Ortaya çıkan temel değerler böyle olunca, benzeri çarpıklıkları hukuki değerlere yansıması da kaçınılmaz oluyor. Hukuki değer, bir hukuk normunun koruma altına aldığı hukuki yararı[2] ifade ettiğine göre; bu değerlerde çarpıklık tabiri; Meclis faaliyetiyle yöntemiyle kanun koruması altına alınan hukuki yararın “meşruiyeti”de sorun olması anlamına gelmektedir. Yargının bu hukuk yapısıyla adalet talebi karşısında verdiği sınav bu nedenle de çok başarılı değildir. Her gün onlarcasını duyduğumuz kararlarda, daha “18 yaşından küçük olanların çocuk olduğu, tecavüze uğraması halinde, hiçbir koşulda rızasının varlığından” bahsedilemeyeceği evrensel ilkesine bile ulaşabilmiş değiliz. Aynı şekilde fahişeye tecavüz edenlerin cezalarında “insani eşitlik kavramından” uzak bir yaklaşımla indirim yapılmasında, tecavüze uğrayan kadının tecavüzcüsüyle evlendiren anlayışta da benzer bir durum vardır. “Egemen değer yapısı ile çatışan” her konu fıtrat gibi kavramlarla açıklanır olmuştur. Dikkat edilirse buradaki fıtrat kelimesi bir “kutsama” fonksiyonu görür. Bu tür yaklaşımlar mutlaka dini kaynakları ön plana çıkartarak gelişir. En son olarak da Anayasa Mahkemesi, imam nikâhı ile ilgili ceza normunu[3] iptal etmiştir. Toplumumuzda tasavvur dünyasının kontrolünü elinde tutan muhafazakâr zihniyetin belirlediği hukuki değer hiyerarşisi; insan hak ve özgürlükleri alanında evrensel kazanımları kendi içine dâhil etme yerine, buna karşı ciddi direnç göstermekte hatta set örmektedir.

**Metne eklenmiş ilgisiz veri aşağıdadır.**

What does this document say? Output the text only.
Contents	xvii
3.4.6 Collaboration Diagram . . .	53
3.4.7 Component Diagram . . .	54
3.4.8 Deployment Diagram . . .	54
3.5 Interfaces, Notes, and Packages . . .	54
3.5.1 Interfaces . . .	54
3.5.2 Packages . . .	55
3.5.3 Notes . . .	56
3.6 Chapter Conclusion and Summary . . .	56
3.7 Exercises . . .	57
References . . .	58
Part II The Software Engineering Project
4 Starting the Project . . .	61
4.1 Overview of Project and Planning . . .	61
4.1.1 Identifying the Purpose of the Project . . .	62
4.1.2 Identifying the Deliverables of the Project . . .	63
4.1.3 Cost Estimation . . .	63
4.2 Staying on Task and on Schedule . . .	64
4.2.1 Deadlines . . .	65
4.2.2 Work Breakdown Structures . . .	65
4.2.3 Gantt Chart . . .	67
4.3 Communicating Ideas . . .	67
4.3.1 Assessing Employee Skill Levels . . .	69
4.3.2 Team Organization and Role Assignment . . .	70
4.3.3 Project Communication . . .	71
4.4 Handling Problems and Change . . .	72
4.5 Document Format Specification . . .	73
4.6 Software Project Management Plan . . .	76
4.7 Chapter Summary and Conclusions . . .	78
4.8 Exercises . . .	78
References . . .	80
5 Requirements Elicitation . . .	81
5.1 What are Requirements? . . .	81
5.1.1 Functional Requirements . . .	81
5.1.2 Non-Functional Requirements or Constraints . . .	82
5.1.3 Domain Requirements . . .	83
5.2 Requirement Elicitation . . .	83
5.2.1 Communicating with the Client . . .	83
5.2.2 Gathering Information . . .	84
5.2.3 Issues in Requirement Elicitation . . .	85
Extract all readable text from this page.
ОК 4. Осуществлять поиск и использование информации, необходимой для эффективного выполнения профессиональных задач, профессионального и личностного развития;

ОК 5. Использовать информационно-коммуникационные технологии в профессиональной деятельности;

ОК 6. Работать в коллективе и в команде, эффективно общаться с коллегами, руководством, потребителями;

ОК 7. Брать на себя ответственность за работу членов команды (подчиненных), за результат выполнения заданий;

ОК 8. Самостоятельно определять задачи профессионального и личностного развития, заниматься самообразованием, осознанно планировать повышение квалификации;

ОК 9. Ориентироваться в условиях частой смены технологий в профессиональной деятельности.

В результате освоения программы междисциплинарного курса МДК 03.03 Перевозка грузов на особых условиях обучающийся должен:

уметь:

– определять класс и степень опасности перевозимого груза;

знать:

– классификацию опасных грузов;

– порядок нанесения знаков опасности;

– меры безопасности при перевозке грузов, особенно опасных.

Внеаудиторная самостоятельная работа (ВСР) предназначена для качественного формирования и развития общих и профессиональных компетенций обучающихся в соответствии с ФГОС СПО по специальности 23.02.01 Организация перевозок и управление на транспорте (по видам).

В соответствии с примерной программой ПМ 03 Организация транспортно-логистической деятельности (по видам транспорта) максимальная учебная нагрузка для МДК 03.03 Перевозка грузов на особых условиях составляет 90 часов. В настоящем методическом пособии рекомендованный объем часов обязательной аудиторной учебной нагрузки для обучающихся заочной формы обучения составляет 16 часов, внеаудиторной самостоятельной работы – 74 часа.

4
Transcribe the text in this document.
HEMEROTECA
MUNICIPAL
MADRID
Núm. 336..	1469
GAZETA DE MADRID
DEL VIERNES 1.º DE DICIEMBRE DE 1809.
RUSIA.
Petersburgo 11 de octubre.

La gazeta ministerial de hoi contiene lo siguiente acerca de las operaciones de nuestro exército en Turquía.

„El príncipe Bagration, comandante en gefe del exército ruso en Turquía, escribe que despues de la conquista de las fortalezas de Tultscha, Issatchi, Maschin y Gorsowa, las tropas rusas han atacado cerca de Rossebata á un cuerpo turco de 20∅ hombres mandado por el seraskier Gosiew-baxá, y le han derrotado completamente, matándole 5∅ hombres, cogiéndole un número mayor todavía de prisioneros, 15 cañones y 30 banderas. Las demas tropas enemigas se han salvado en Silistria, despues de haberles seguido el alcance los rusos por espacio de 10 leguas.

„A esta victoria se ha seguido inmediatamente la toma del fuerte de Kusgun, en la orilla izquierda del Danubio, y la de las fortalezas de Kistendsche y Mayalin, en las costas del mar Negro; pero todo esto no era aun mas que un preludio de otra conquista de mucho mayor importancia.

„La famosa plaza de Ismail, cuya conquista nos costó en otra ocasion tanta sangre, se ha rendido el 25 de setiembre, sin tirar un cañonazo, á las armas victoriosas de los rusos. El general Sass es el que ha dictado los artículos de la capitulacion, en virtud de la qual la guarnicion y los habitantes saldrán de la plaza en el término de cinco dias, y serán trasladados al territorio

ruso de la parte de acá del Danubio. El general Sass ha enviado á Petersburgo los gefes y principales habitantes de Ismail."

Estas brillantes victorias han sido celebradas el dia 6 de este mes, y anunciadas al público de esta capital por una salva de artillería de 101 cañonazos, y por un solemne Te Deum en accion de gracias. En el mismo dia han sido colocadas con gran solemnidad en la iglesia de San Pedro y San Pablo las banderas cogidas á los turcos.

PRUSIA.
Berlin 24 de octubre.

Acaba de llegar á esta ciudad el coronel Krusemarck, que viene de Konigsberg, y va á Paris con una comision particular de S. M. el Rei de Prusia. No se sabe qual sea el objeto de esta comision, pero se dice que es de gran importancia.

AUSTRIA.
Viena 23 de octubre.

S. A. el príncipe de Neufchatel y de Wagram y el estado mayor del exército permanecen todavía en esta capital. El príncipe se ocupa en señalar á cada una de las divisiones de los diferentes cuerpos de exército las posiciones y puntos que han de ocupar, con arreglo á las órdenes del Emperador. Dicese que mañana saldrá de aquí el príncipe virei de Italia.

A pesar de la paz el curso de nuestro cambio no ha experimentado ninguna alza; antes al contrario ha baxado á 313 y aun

Uzun süre iktidarda kalan laikçi zihniyetin evrensel değerler karşısında verdiği sınav da aynı ölçüde başarısız olmuştur. Terimi, “Dini kontrol altına, resmi devlet dini yaratma amacıyla laiklik ilkesinden uzaklaşmasına rağmen kendini ‘laik’ olarak tanımlayanlar”ı ifade için kullandım. Laikçi zihniyetin, evrensel insan haklarından kaynaklanan değerlerin, Cumhuriyet’i kuran kadronun kurucu değerleri yerine ikame edilmesini sağlayamamasının; gerçekten laikliğe terfi edememesinin bugünkü kaotik ortamdaki payı büyüktür. Laikçi zihniyet ile muhafazakâr zihniyetin karşılıklı rövanş ataklarının, siyasi zenginlik yaratmayan, tam tersine gelişimin önünü tıkayan, toplumsal aklın gelişmesini önleyen yanları ve sonuçları görülmeden estetik ve kültür yoksulluğunun anlaşılması mümkün değildir.
Siyasi bilinç
Bir hukuki değerin belirleyici hale gelmesi; vatandaşların ve örgütlerinin o hukuki değerin üretimine katılmasıyla mümkündür. Bir başka ifade ile bir toplumsal faaliyet ancak vatandaşın politika-hukuk üretimine katılması ile demokratikleşebilir. Bugün için, hukukun hâlâ “devlet tarafından üretilen, vatandaş tarafından körü körüne uyulması gereken kurallar bütünü olduğu” algısı devam etmektedir. Oysa her vatandaş, sürekli söylendiği gibi, devletin kendi hizmetini gören bir aygıt olduğunu, bu aygıtın tüm giderlerini kendisinin karşıladığını, tüm devlet faaliyetleriyle ilgili bilgi talep etme, hesap sorma ve bu çerçevede tüm hukuk kurallarının geliştirilmesine kendinin de katılma hakkı olduğunu bilmek ve bu hakkını kullanmakla yükümlüdür. Yargı ve hukuk kültürünü, estetiğini belirleyen kilit burada gizlidir. Bu talebin olmadığı yerde hukuk, sınıf çatışmasında, devlet aygıtlarının kendi aralarındaki çatışmalarda veya sadece yönetilenleri zapturapt altında tutmak için kullanılan araç haline dönüşmektedir. Bir başka açıdan bakılırsa, hukukun, yönetilenlerin yönetenleri kontrol için kullanabilecekleri fonksiyonu zayıflamakta hatta ortadan kalkmaktadır.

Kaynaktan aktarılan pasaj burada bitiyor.